Hi,
Loren Wilton wrote:
You are into the land of opinions here, so you will get different answers.
<SNIP>
Once you have the basic stuff I personally prefer to leave auto-learning
turned off and only had Bayes hams and spams that might be
misclassified, or ones where the bayes score isn't high enough in the
appropriate direction. Others may want to do things differently.
Personally I'd say that you REALLY should turn off auto-learning at the
start, until you have got Bayes a good start in life by hand. Once you
have it working and you are happy with it you may want to turn
auto-learning back on, or may not. If you do turn it back on, you
probably want to set bayes-ham-threshold (or whatever the name really
is) to around -.1 rather than the default value.

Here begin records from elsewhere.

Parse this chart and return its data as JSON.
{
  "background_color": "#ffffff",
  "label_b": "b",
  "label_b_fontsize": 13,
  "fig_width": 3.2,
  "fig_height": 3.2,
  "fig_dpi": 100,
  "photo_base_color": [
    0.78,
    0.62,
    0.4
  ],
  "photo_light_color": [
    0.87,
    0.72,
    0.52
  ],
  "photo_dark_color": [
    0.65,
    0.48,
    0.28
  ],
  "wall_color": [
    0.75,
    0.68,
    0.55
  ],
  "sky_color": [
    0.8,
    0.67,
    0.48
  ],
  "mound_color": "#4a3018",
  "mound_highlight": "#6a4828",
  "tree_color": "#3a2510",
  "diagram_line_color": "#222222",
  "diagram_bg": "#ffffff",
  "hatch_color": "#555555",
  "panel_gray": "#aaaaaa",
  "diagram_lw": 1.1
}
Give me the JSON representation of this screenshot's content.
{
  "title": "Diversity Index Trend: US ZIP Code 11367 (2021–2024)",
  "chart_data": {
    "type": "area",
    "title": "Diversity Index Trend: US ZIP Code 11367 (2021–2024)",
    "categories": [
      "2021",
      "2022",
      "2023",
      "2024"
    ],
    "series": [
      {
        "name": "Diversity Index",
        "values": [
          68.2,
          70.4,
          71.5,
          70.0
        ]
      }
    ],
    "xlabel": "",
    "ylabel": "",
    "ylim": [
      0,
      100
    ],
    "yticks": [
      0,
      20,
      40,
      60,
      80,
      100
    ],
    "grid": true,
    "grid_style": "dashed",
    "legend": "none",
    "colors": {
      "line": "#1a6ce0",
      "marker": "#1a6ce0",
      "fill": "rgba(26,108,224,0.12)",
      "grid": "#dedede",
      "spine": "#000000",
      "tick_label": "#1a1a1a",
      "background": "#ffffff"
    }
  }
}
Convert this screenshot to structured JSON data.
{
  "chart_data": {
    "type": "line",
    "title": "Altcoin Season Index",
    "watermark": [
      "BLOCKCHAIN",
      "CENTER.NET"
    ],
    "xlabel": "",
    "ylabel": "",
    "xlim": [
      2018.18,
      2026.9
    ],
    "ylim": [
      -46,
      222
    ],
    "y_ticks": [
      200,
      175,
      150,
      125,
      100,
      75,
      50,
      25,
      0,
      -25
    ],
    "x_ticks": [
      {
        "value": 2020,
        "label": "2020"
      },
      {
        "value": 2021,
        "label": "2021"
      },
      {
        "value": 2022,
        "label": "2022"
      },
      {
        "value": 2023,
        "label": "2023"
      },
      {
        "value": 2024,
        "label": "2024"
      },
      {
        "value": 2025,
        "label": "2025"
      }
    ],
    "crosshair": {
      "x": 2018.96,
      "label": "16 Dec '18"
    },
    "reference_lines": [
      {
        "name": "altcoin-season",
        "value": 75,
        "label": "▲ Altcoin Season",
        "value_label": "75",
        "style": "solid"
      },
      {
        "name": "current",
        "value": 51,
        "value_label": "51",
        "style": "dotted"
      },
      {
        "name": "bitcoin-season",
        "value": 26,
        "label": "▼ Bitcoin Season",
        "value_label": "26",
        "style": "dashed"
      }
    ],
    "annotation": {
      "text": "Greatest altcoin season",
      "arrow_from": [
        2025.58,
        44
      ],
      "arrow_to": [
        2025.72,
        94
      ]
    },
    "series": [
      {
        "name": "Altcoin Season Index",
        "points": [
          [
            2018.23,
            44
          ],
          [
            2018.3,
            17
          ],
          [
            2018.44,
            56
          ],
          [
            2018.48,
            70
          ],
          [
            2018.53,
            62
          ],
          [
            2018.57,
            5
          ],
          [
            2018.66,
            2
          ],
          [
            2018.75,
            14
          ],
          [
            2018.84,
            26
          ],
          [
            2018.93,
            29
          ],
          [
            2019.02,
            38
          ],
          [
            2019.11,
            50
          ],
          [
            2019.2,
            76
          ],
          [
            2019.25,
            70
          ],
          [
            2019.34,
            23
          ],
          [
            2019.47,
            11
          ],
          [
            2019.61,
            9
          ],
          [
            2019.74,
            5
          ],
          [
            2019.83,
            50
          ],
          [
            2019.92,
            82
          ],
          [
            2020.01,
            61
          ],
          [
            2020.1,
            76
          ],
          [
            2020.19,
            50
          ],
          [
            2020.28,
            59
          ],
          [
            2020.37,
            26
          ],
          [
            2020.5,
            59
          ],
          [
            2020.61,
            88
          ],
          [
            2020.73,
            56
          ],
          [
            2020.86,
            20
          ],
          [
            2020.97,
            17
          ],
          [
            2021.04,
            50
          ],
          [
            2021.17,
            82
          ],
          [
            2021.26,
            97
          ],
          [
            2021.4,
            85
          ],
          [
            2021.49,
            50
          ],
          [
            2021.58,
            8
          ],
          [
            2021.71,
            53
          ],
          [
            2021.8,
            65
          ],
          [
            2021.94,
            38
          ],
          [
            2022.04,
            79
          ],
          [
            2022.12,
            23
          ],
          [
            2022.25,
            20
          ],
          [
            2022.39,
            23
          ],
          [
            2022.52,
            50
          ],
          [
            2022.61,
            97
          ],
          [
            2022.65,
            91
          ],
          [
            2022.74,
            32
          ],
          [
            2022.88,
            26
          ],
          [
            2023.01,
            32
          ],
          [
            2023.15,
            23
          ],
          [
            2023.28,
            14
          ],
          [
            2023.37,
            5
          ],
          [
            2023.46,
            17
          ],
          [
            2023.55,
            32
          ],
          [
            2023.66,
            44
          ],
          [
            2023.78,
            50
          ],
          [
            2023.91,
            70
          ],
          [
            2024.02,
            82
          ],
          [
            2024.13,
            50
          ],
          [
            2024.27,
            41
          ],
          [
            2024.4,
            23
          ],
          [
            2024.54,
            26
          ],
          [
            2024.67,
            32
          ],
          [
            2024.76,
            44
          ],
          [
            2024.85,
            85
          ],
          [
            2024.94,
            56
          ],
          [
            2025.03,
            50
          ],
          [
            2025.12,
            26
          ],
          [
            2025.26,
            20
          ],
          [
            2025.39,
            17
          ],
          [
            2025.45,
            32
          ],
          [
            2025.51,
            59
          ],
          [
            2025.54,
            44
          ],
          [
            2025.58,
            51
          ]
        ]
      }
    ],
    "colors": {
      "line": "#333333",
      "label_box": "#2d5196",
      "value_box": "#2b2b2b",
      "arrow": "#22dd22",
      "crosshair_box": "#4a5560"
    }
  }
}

I entirely agree about turning auto-learning off until you are happy
with that Bayes is working pretty well for you. If you do turn on
auto-learning it is vital that you adjust the thresholds. These are my
values:
bayes_auto_learn_threshold_nonspam -0.1
bayes_auto_learn_threshold_spam 12.0
This has worked really well for me, with a site-wide Bayes database,
which I manually learn by mistake. I also occasionally learn a handful
of hams to keep them up to date.
Loren
----- Original Message -----
*From:* Leigh Sharpe <mailto:[EMAIL PROTECTED]>
*To:* users <mailto:users@spamassassin.apache.org>
*Sent:* Thursday, June 29, 2006 4:45 PM
*Subject:* Training Bayes properly
So it looks like I have to reset my Bayes and re-train it. I want to
do it properly this time. I will be making sure I personally review
every message that our users put into the spam folder first, to make
sure they haven't put spam into the wrong folder. However, I have a
couple of questions:
1) Am I better off to feed it a few emails a day, or wait until I
get a few hundred, then feed them all to sa-learn at once? Is there
really a difference?
2) How many spams should I feed it? I've heard in some places that
200 is OK, I've heard elsewhere that 10000 or more are needed.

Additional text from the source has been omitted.